I’m also asking you to join the First Lady’s new national campaign against childhood obesity. Today, one out of every three kids is obese or overweight. That’s four times the rate of 40 years ago. And there are huge health consequences.
We used to call Type II diabetes “adult-onset.” Now we don’t even use that term because so many kids are presenting with diabetes. The CDC recently estimated that the average ten-year-old has a 1 in 3 chance of getting diabetes in their lifetime. Overall, scientists estimate we spend nearly $150 billion a year to treat obesity-related conditions, more than treating all forms of cancer.
To engage this battle, the First Lady has launched a national movement to end childhood obesity in a generation. She’s calling on everyone from city planners to grocers to parents to participate, but doctors have a special role.

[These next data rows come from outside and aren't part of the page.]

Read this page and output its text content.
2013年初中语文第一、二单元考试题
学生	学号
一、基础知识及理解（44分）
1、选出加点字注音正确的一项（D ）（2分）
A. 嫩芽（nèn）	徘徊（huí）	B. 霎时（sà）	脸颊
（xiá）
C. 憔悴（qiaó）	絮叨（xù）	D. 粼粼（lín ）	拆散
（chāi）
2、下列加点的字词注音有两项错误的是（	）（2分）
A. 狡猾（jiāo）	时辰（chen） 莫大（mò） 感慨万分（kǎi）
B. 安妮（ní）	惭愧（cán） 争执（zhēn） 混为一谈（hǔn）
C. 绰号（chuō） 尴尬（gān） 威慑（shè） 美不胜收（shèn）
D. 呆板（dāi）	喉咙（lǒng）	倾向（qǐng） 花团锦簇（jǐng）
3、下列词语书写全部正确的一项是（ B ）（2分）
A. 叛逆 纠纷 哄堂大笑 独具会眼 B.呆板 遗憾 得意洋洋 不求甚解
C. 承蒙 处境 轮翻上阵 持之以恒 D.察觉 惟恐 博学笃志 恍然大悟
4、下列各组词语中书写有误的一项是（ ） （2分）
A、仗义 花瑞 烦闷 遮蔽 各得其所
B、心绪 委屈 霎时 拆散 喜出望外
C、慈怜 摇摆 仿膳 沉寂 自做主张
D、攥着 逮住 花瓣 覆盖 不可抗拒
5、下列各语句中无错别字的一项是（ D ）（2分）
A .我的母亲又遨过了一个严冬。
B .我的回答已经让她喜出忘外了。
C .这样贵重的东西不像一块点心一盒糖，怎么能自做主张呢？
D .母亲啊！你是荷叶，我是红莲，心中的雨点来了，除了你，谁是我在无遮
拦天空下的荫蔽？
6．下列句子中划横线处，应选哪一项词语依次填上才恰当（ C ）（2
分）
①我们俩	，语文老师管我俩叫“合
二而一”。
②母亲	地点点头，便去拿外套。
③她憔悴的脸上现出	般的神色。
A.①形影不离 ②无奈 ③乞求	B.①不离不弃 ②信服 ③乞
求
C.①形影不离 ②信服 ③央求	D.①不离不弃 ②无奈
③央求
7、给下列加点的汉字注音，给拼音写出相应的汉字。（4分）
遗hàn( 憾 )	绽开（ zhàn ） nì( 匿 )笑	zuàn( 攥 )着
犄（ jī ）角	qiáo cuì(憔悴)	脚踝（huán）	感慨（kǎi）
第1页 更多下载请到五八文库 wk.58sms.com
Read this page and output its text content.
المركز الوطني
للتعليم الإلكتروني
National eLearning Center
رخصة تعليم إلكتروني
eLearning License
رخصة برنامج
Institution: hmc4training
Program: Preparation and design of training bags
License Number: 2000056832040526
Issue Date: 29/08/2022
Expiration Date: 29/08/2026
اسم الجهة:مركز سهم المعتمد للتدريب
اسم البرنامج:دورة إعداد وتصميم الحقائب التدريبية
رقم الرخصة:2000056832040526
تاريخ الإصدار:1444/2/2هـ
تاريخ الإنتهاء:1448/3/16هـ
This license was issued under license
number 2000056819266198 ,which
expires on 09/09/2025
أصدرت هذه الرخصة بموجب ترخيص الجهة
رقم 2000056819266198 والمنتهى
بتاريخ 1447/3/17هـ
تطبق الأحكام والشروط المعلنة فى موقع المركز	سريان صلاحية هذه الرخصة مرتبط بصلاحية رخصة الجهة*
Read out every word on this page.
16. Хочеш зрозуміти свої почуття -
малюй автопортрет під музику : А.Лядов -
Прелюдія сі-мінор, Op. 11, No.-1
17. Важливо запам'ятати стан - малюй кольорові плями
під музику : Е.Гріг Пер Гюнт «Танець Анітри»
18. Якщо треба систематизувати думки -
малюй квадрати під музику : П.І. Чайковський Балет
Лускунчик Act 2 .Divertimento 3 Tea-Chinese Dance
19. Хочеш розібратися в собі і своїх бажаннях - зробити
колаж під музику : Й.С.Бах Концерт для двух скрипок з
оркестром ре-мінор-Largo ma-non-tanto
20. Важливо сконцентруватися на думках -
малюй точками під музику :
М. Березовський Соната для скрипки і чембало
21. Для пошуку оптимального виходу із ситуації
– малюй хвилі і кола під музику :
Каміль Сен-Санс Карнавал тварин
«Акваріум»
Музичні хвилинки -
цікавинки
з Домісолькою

You are a family’s most trusted source of health information. A warning from you means much more than a statistic from our agency. So we’re asking America’s doctors to make a BMI measurement part of every check-up and to be as diligent about prescribing a better diet and exercise as you are about prescribing antibiotics. And we’ve got a new website for this initiative too: letsmove.gov. I encourage you to visit, sign up for updates, and share it with your patients.
At the department of HHS, we want our work to be guided by the best science and our policies to be implemented in partnership with health care providers. If we can work together in all these areas, we can build a stronger health care system where patients get more bang for their buck and doctors get more quality time with their patients. But having access to your patient’s history on an electronic health record doesn’t do you much good if their insurance company won’t cover the treatment. And having a more sensible insurance payment system doesn’t help the mom who can’t get coverage because of her diabetes.
There are barriers to Americans getting the best care and to you doing your job that only health insurance reform can remove. Working together, we need to get rid of those obstacles and put families and their doctors back in control of their health care.
So I appreciate your support for reform. I appreciate your partnership. And I look forward to working with you over the next year to build a healthier America.